None of the foregoing securities have been and will not be registered under the United States Securities Act of 1933, as amended (the “1933 Act”) or any applicable state securities laws and may not be offered or sold in the United States or to, or for the account or benefit of, U.S. persons (as defined in Regulation S under the 1933 Act) or persons in the United States absent registration or an applicable exemption from such registration requirements. This press release does not constitute an offer to sell or the solicitation of an offer to buy nor will there be any sale of the foregoing securities in any jurisdiction in which such offer, solicitation or sale would be unlawful.

About the Company

New Energy Metals is focused on the exploration and development of energy metals in Chile.

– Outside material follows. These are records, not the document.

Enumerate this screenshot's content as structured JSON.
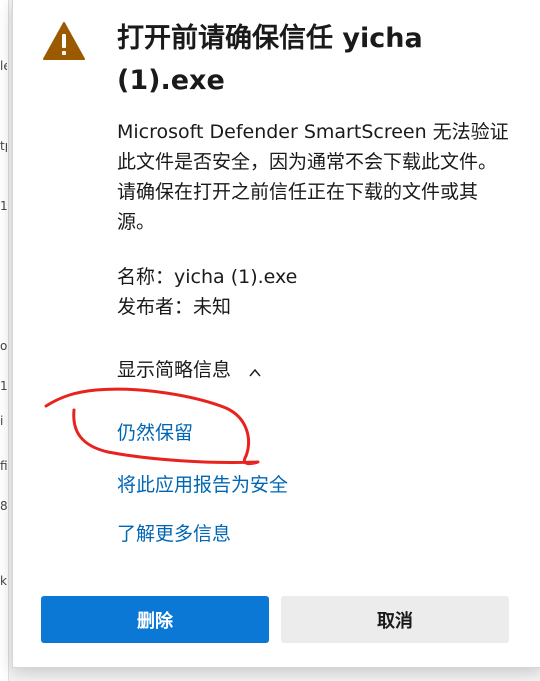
{
  "background": {
    "edge_glyphs": [
      "le",
      "tp",
      "1",
      "ob",
      "1",
      "i",
      "fi",
      "8",
      "k"
    ]
  },
  "dialog": {
    "icon": "warning-icon",
    "title": "打开前请确保信任 yicha (1).exe",
    "description": "Microsoft Defender SmartScreen 无法验证此文件是否安全，因为通常不会下载此文件。请确保在打开之前信任正在下载的文件或其源。",
    "name_line": "名称：yicha (1).exe",
    "publisher_line": "发布者：未知",
    "toggle_label": "显示简略信息",
    "links": {
      "keep_anyway": "仍然保留",
      "report_safe": "将此应用报告为安全",
      "learn_more": "了解更多信息"
    },
    "buttons": {
      "delete": "删除",
      "cancel": "取消"
    }
  },
  "colors": {
    "warning": "#9c5a00",
    "link": "#0066b4",
    "primary_button": "#0a78d4",
    "annotation": "#e8231f"
  }
}
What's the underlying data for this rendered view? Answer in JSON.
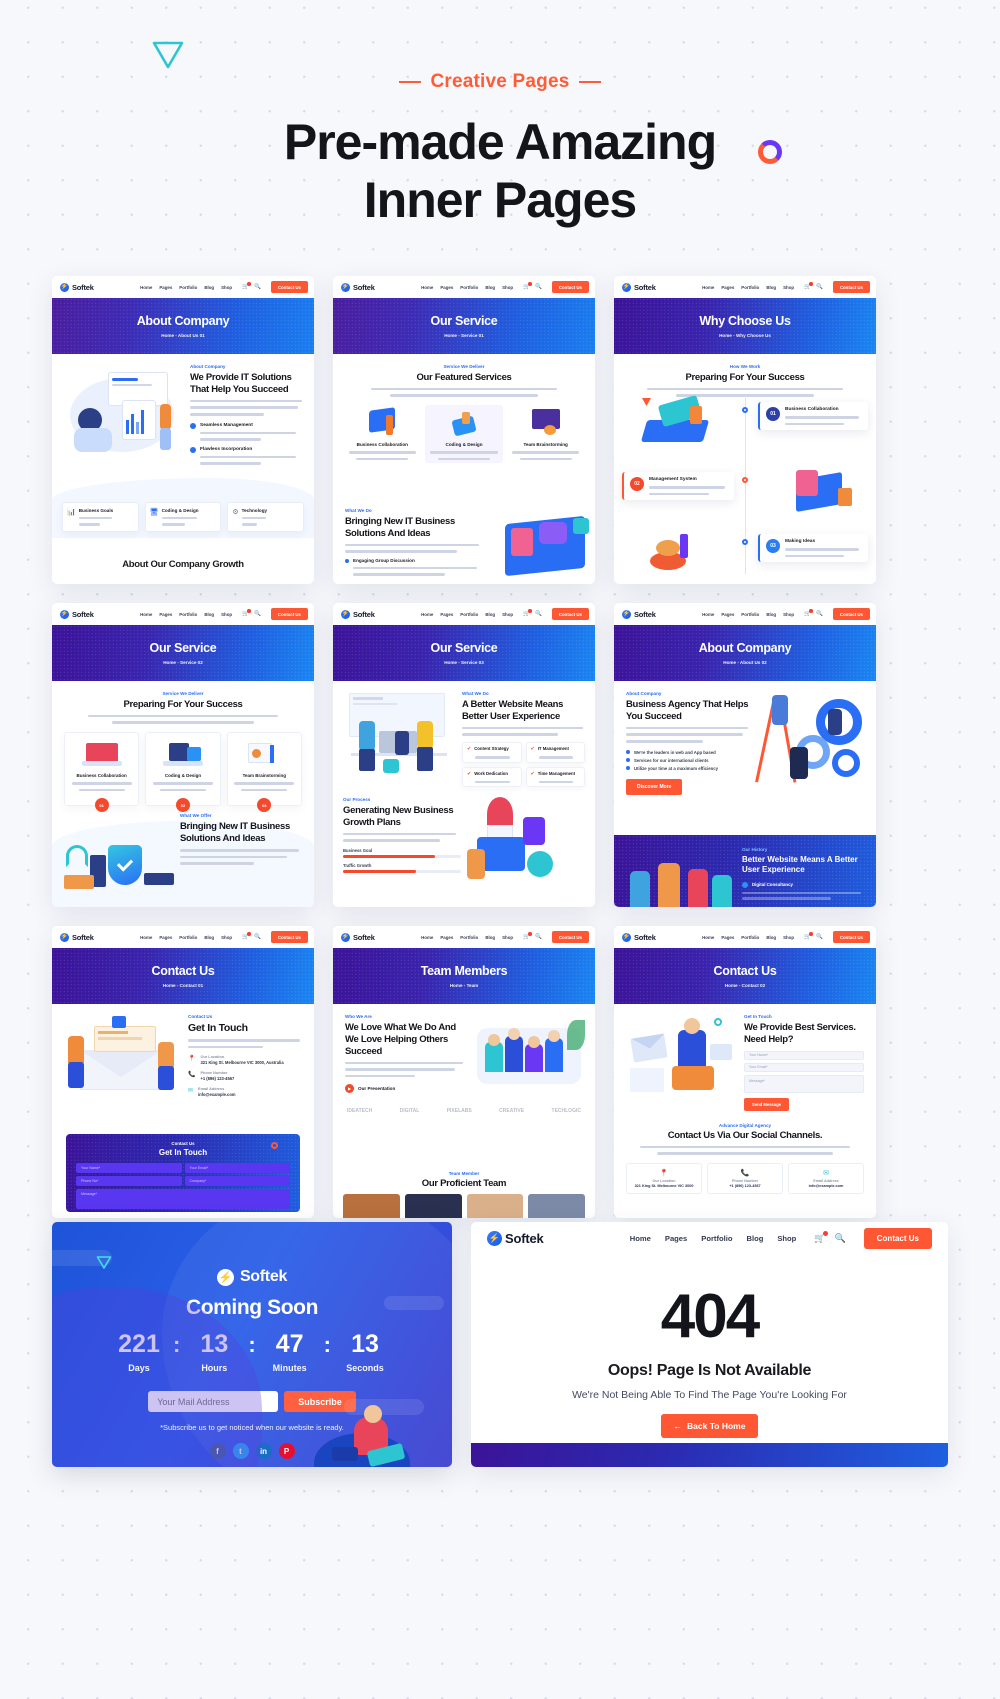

The Company’s assets include the Cristal copper project located in northern Chile and several prospective cobalt projects in Chile’s past producing San Juan cobalt district.

On behalf of New Energy Metals Corp.

César López, President & CEO
T: 604.484-1232
E: / W:

Neither the TSX Venture Exchange nor its Regulation Services Provider (as that term is defined in the policies of the TSX Venture Exchange) accepts responsibility for the adequacy or accuracy of this release.

Cautionary Note Regarding Forward-Looking Statements

This news release contains forward-looking statements and forward-looking information (collectively, “forward-looking statements”) within the meaning of applicable Canadian and U.S. securities legislation, including the United States Private Securities Litigation Reform Act of 1995. All statements, other than statements of historical fact, included herein including, without limitation, the intended use of the proceeds received from the Offering, the Company’s expectation that it will be successful in enacting its business plans, anticipated results from exploration activities, and the anticipated business plans and timing of future activities of the Company, are forward-looking statements. Although the Company believes that such statements are reasonable, it can give no assurance that such expectations will prove to be correct. Forward-looking statements are typically identified by words such as: “believes”, “will”, “expects”, “anticipates”, “intends”, “estimates”, “plans”, “may”, “should”, “potential”, “scheduled”, or variations of such words and phrases and similar expressions, which, by their nature, refer to future events or results that may, could, would, might or will occur or be taken or achieved. In making the forward-looking statements in this news release, the Company has applied several material assumptions, including without limitation, that investor interest will be sufficient to close the Offering and the receipt of any necessary regulatory approvals in connection with the Offering, including TSXV acceptance of same.

Forward-looking statements involve known and unknown risks, uncertainties and other factors which may cause the actual results, performance or achievements of the Company to differ materially from any future results, performance or achievements expressed or implied by the forward-looking statements. Such risks and other factors include, among others, lack of investor interest in the Offering, actual results of exploration activities, requirements for additional capital, future prices of precious metals, copper and cobalt, changes in general economic conditions, changes in the financial markets and in the demand and market price for commodities, other risks of the mining industry, the inability to obtain any necessary governmental and regulatory approvals (including TSXV acceptance of the Offering), changes in laws, regulations and policies affecting mining operations, hedging practices, and currency fluctuations, as well as those factors discussed under the heading “Risks and Uncertainties” in the Company’s most recent management’s discussion and analysis and other filings of the Company with the Canadian Securities Authorities, copies of which can be found under the Company’s profile on the SEDAR website at

Readers are cautioned not to place undue reliance on forward-looking statements. Except as otherwise required by law, the Company undertakes no obligation to update any of the forward-looking information in this news release or incorporated by reference therein.